The Financial Planning Association (FPA) has revealed 6.6% year on year decline in its membership but claims this is well within expectations.
Issuing its annual report today, the FPA pointed beyond the overall 6.6% decline to 1,090 new members which it said had brought it to a total of 13,189 members.
The commentary associated with the annual report says that “significant industry reform from the Financial Services Royal Commission, new FASEA [Financial Adviser Standards and Ethics Authority] standards, and changes to business models and financial planner numbers by a number of large Australian financial services licensees, have caused a significant number of financial planners to leave the profession”.
“This has been reflected by an approximate 15% reduction in financial advisers listed on ASIC’s Financial Adviser Register (FAR) from June 2019 to June 2020. We expect this to continue to affect FPA member numbers and the wider financial planner population over the coming year.”
“However, against this challenging backdrop the FPA is building a brighter future for financial planning.
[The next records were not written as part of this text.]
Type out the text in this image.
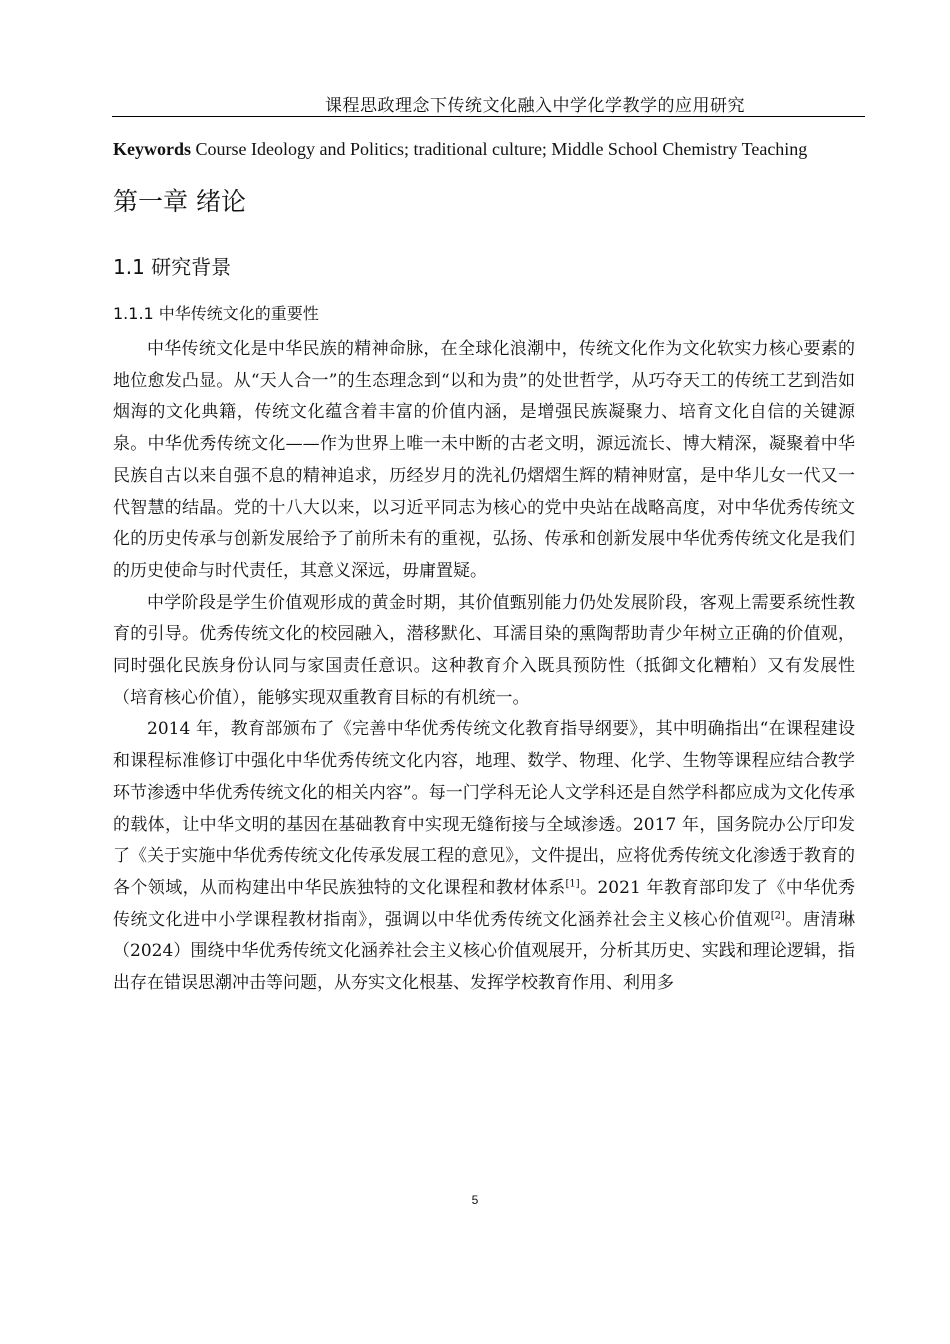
课程思政理念下传统文化融入中学化学教学的应用研究
Keywords Course Ideology and Politics; traditional culture; Middle School Chemistry Teaching
第一章 绪论
1.1 研究背景
1.1.1 中华传统文化的重要性

中华传统文化是中华民族的精神命脉，在全球化浪潮中，传统文化作为文化软实力核心要素的地位愈发凸显。从“天人合一”的生态理念到“以和为贵”的处世哲学，从巧夺天工的传统工艺到浩如烟海的文化典籍，传统文化蕴含着丰富的价值内涵，是增强民族凝聚力、培育文化自信的关键源泉。中华优秀传统文化——作为世界上唯一未中断的古老文明，源远流长、博大精深，凝聚着中华民族自古以来自强不息的精神追求，历经岁月的洗礼仍熠熠生辉的精神财富，是中华儿女一代又一代智慧的结晶。党的十八大以来，以习近平同志为核心的党中央站在战略高度，对中华优秀传统文化的历史传承与创新发展给予了前所未有的重视，弘扬、传承和创新发展中华优秀传统文化是我们的历史使命与时代责任，其意义深远，毋庸置疑。

中学阶段是学生价值观形成的黄金时期，其价值甄别能力仍处发展阶段，客观上需要系统性教育的引导。优秀传统文化的校园融入，潜移默化、耳濡目染的熏陶帮助青少年树立正确的价值观，同时强化民族身份认同与家国责任意识。这种教育介入既具预防性（抵御文化糟粕）又有发展性（培育核心价值），能够实现双重教育目标的有机统一。

2014 年，教育部颁布了《完善中华优秀传统文化教育指导纲要》，其中明确指出“在课程建设和课程标准修订中强化中华优秀传统文化内容，地理、数学、物理、化学、生物等课程应结合教学环节渗透中华优秀传统文化的相关内容”。每一门学科无论人文学科还是自然学科都应成为文化传承的载体，让中华文明的基因在基础教育中实现无缝衔接与全域渗透。2017 年，国务院办公厅印发了《关于实施中华优秀传统文化传承发展工程的意见》，文件提出，应将优秀传统文化渗透于教育的各个领域，从而构建出中华民族独特的文化课程和教材体系[1]。2021 年教育部印发了《中华优秀传统文化进中小学课程教材指南》，强调以中华优秀传统文化涵养社会主义核心价值观[2]。唐清琳（2024）围绕中华优秀传统文化涵养社会主义核心价值观展开，分析其历史、实践和理论逻辑，指出存在错误思潮冲击等问题，从夯实文化根基、发挥学校教育作用、利用多

5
This year we unveiled a new strategic direction to support the growth of the profession, restructuring to better service members and embarking on a new five-year strategic plan to secure the future of financial planning in Australia,” the commentary said.
The annual report pointed to a reduction in the association’s number of CFP members to 5,550 down from 5,724 the previous year and financial planner AFP members down from 4,124 in 2019 to 3,725.
The annual report document stated FPA recorded a before-tax surplus of $241,000 for the year ended 30 June 2020 (2019: surplus $270,000) and an after-tax surplus of $241,000 (2019: surplus $281,000), increasing accumulated members’ funds to $11,480,000 at 30 June 2020 (2019: $11,100,000).